Çeyrek altın 750 TL, akaryakıt 7,10 TL, ekmek 1,50 TL, bir kilo et (ortalama) 100 TL…
Ey muharrir kasa fırlatanlar neredesiniz?
2002 yılında aylığıyla yaklaşık 8 çeyrek altın satın alabilen en düşük emekçi emeklisinin artık maaşı yalnızca 2 çeyrek altına yetiyor. Emekçi emeklisi ortadan geçen 18 yılda refahı artacağına 6 çeyrek altın birden kaybetti. Ne acı değil mi?
Emeklilerimizin neredeyse yarısına denk gelen 4 milyon 179 bin 840 emeklimiz, taban fiyatın altında bir maaş almakta. Emeklilerimiz iktidar partisi eliyle açlığa ve yoksulluğa mahkûm edilmiş vaziyette.
2002 yılında ülke borcumuz 130 milyar Dolar iken, günümüzde 450 milyar Dolar toplam borç ile
dünyadaki en makus birinci 3 iktisat ortasında gösteriliyoruz.
Ülkenin tek motoru olan inşaat dalı de durdu. Para – finans sistemi kısa vadeli sıcak para sistemine dayalıydı. O da güvensizlik ortamı nedeniyle yatırımcının kaçmasıyla ne hal alacak muhakkak değil!
Ekonomik manada o kadar sorun var ki 2021 Türkiye’si için…
2021 yılında geldiğimiz nokta: Büyüyen cari açık, artan işsizlik, gelir dağılımında yaşanan büyük adaletsizlik, politik inanç kapsayıcılığının azalmasıyla içte ve dışta yaşanan güvensizlik ile birlikte demokrasi ve hukukun askıya alınmasının getirdiği çürüme maalesef ekonomiyi bitme noktasına getirmiştir.
İktisadın bu hale gelmesinin sebebi ne CEHAPE idaresi ne dış güçler ne de Türkiye’yi kıskananlardır.
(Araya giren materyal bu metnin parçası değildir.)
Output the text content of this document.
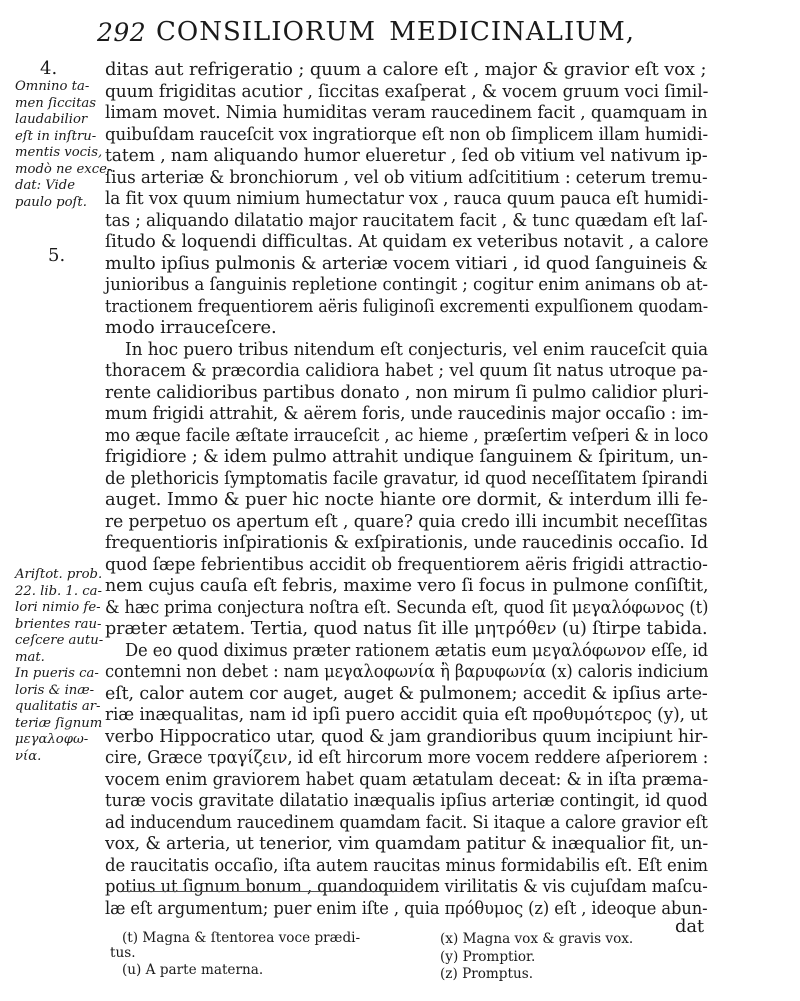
292 CONSILIORUM MEDICINALIUM,
4.
5.
Omnino ta-
men ſiccitas
laudabilior
eſt in inſtru-
mentis vocis,
modò ne exce-
dat: Vide
paulo poſt.
Ariſtot. prob.
22. lib. 1. ca-
lori nimio fe-
brientes rau-
ceſcere autu-
mat.
In pueris ca-
loris & inæ-
qualitatis ar-
teriæ ſignum
μεγαλοφω-
νία.
ditas aut refrigeratio ; quum a calore eſt , major & gravior eſt vox ;
quum frigiditas acutior , ſiccitas exaſperat , & vocem gruum voci ſimil-
limam movet. Nimia humiditas veram raucedinem facit , quamquam in
quibuſdam rauceſcit vox ingratiorque eſt non ob ſimplicem illam humidi-
tatem , nam aliquando humor elueretur , ſed ob vitium vel nativum ip-
ſius arteriæ & bronchiorum , vel ob vitium adſcititium : ceterum tremu-
la fit vox quum nimium humectatur vox , rauca quum pauca eſt humidi-
tas ; aliquando dilatatio major raucitatem facit , & tunc quædam eſt laſ-
ſitudo & loquendi difficultas. At quidam ex veteribus notavit , a calore
multo ipſius pulmonis & arteriæ vocem vitiari , id quod ſanguineis &
junioribus a ſanguinis repletione contingit ; cogitur enim animans ob at-
tractionem frequentiorem aëris fuliginoſi excrementi expulſionem quodam-
modo irrauceſcere.
In hoc puero tribus nitendum eſt conjecturis, vel enim rauceſcit quia
thoracem & præcordia calidiora habet ; vel quum ſit natus utroque pa-
rente calidioribus partibus donato , non mirum ſi pulmo calidior pluri-
mum frigidi attrahit, & aërem foris, unde raucedinis major occaſio : im-
mo æque facile æſtate irrauceſcit , ac hieme , præſertim veſperi & in loco
frigidiore ; & idem pulmo attrahit undique ſanguinem & ſpiritum, un-
de plethoricis ſymptomatis facile gravatur, id quod neceſſitatem ſpirandi
auget. Immo & puer hic nocte hiante ore dormit, & interdum illi fe-
re perpetuo os apertum eſt , quare? quia credo illi incumbit neceſſitas
frequentioris inſpirationis & exſpirationis, unde raucedinis occaſio. Id
quod ſæpe febrientibus accidit ob frequentiorem aëris frigidi attractio-
nem cujus cauſa eſt febris, maxime vero ſi focus in pulmone conſiſtit,
& hæc prima conjectura noſtra eſt. Secunda eſt, quod ſit μεγαλόφωνος (t)
præter ætatem. Tertia, quod natus ſit ille μητρόθεν (u) ſtirpe tabida.
De eo quod diximus præter rationem ætatis eum μεγαλόφωνον eſſe, id
contemni non debet : nam μεγαλοφωνία ἢ βαρυφωνία (x) caloris indicium
eſt, calor autem cor auget, auget & pulmonem; accedit & ipſius arte-
riæ inæqualitas, nam id ipſi puero accidit quia eſt προθυμότερος (y), ut
verbo Hippocratico utar, quod & jam grandioribus quum incipiunt hir-
cire, Græce τραγίζειν, id eſt hircorum more vocem reddere aſperiorem :
vocem enim graviorem habet quam ætatulam deceat: & in iſta præma-
turæ vocis gravitate dilatatio inæqualis ipſius arteriæ contingit, id quod
ad inducendum raucedinem quamdam facit. Si itaque a calore gravior eſt
vox, & arteria, ut tenerior, vim quamdam patitur & inæqualior fit, un-
de raucitatis occaſio, iſta autem raucitas minus formidabilis eſt. Eſt enim
potius ut ſignum bonum , quandoquidem virilitatis & vis cujuſdam maſcu-
læ eſt argumentum; puer enim iſte , quia πρόθυμος (z) eſt , ideoque abun-
dat
(t) Magna & ſtentorea voce prædi-
tus.
(u) A parte materna.
(x) Magna vox & gravis vox.
(y) Promptior.
(z) Promptus.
Halkın yoksulluğa mahkum olduğu bu ekonomik buhranın sorumluları iktidara geldiği 20 yılın sonunda ülkeyi keyfi kararlar ile yöneten Sayın Erdoğan ve yetkilendirdiği damadı Sayın Berat Albayrak’tır.
Millet olarak iktidarın ve yandaş medyanın daima pompalamaya çalıştığı “Her şey yolunda, yabancılar başarımızı çekemiyor” masalını dinlemekten de artık bıktık.
İktisat siyasetlerinin Sayın Cumhurbaşkanı’nın şahsî gücünü artırma aracına dönüşmesi ile bu keyfiliğin faturasını ülke iktisadının ödemesi artık son bulmalıdır.
Dolar 1.20 TL iken Ecevit’e muharrir kasa fırlatanların 2021 yılı Türkiye iktisadı karşısındaki tepkisizliğine de inanmakta da zahmetle çekiyorum.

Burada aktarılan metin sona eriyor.